Après s’être reposés plusieurs fois, ils arrivèrent à Vierval vers midi. La seule personne qu’ils aperçurent dans la salle commune, déserte à cette heure, ce fut une jeune dame vêtue de mousseline blanche et qui leur demanda ce qu’ils voulaient.

« Nous cherchons la fermière, répondit Germain ; je viens lui amener mon frère qu’elle doit attendre aujourd’hui, et voilà une lettre pour elle.

— La fermière n’est pas ici aujourd’hui, peut-on lire cette lettre pour elle ?

— Ah ! que oui, madame, » répondit Germain.

La dame ouvrit la lettre, voici ce qu’elle contenait :

« Ma bonne madame Françoise Lourdet, suivant la volonté de mon mari, je vous envoie notre dernier fils pour être gardeur chez vous ; vous qui êtes une bonne mère, je vous prie d’avoir soin de mon cher petit qui est bien délicat pour son âge, et qui a une grande peine de nous quitter.

« Je vous serai bien reconnaissante de le traiter doucement, car il est obéissant et fera tout ce qu’on lui commandera ; j’espère que vous en serez contente. S’il ne se conduisait pas comme il faut, renvoyez-le-nous, mais ne le punissez pas, parce qu’il est trop jeune et trop faible pour cela.

« Voilà tout ce que j’ai à vous demander, ma bonne madame Lourdet ; c’est au nom de vos enfants que je vous prie pour le mien ; j’ai toujours eu si peur pour sa vie, et nous l’aimons tant ! Excusez-moi et croyez-moi

« Votre bien humble servante.

« Louise Rigault. »



« Louise Rigault ! s’écria la belle jeune femme après avoir parcouru la lettre ; c’est ta mère, mon enfant ?

— Oui, non, c’était… c’est toujours maman, balbutia Louis.

— C’est bien toi qu’on envoie ici, mon cher petit, ou ton frère ?

— Hélas ! c’est bien moi, madame ; l’oncle Thomas a dit qu’il faut que je travaille.

— Que ta bonne mère soit tranquille, va, je veillerai sur toi. Voyons, ne me reconnais-tu pas ? continua la jeune dame en prenant les deux mains de Louis ; tu as grandi depuis ce temps-là, mais je crois bien que tu es mon petit Jacques ?

— Non, madame, je suis Louis ; Jacques reste à la maison, mais moi, on ne veut plus de moi, parce qu’on dit que je ne suis pas le fils à maman Louise ; qu’on m’a trouvé, et que je n’ai plus personne pour m’aimer !

— Ne pleure pas, maman Louise, t’aime.

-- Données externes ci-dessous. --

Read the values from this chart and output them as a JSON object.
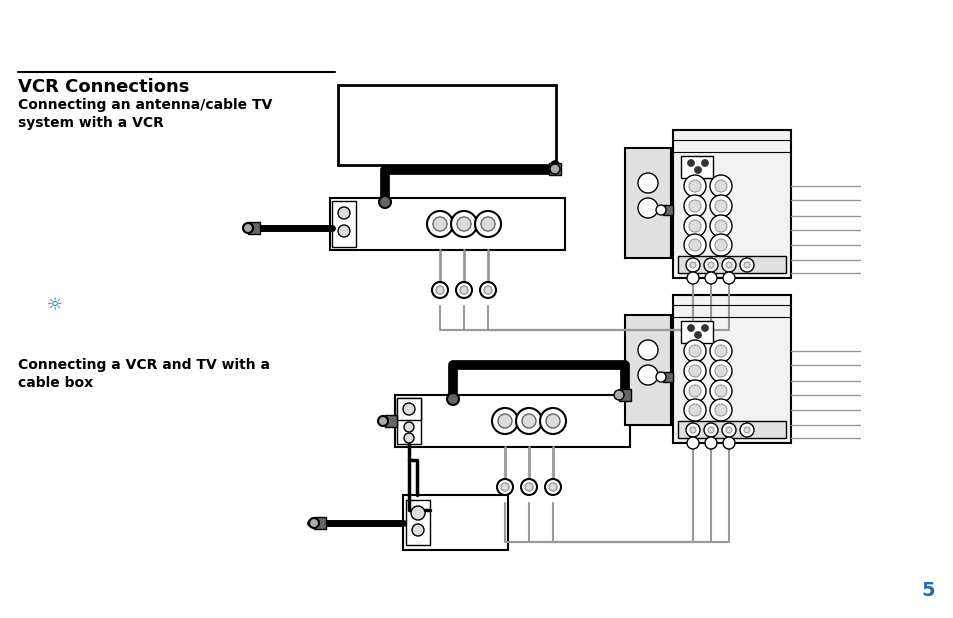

Sais-tu lire ? tu vas le voir. »

Elle tendit la lettre à l’enfant.

Il la prit, resta longtemps à déchiffrer ces mots tracés par la main inhabile de Jeanne ; quand il eut fini, un sourire éclaira son visage ; il porta à ses lèvres le papier qui lui révélait toute la sollicitude de Louise.

« Oh ! s’écria-t-il, comme elle est bonne !

— Tu vois bien, Louis, écoute ce que je vais te dire ; ne répète jamais que Louise Rigault n’est pas ta maman ; elle l’est, elle le croit, crois-le aussi.

— Oui, madame.

— Et puis, sois tranquille, on aura soin de toi ici ; cette ferme est à moi ; j’aimais ta mère, je t’aimerai à cause d’elle. Tu as donc oublié Mme Béatrice ?

— Non, oh ! non ! nous parlions de vous bien souvent, et Jacques voulait toujours vous voir ; la belle dame, comme il disait. Mais vous n’êtes pas une fermière, vous ?

— Non ; j’ai loué ma ferme à François Lourdet, qui sera ton maître ; je te recommanderai à lui, et, si tu es bien sage, j’obtiendrai qu’on te laisse aller voir ta mère le dimanche, et je te prêterai un cheval pour cela. »

Le petit garçon saisit la main de la marquise, et la couvrit de baisers reconnaissants.

« Ah ! merci, merci ! madame, vous êtes bien toujours bonne comme vous l’étiez. Ma mère priera encore plus pour vous, et moi, je vous obéirai comme à elle ! »

Ce fut, en effet, donnant la main à la marquise de Méligny, que Louis fut présenté à François Lourdet et à sa femme.

Il était bien petit pour qu’on lui confiât des bœufs. Pour le moment, on lui remit la garde des moutons, et il entra en fonctions le lendemain.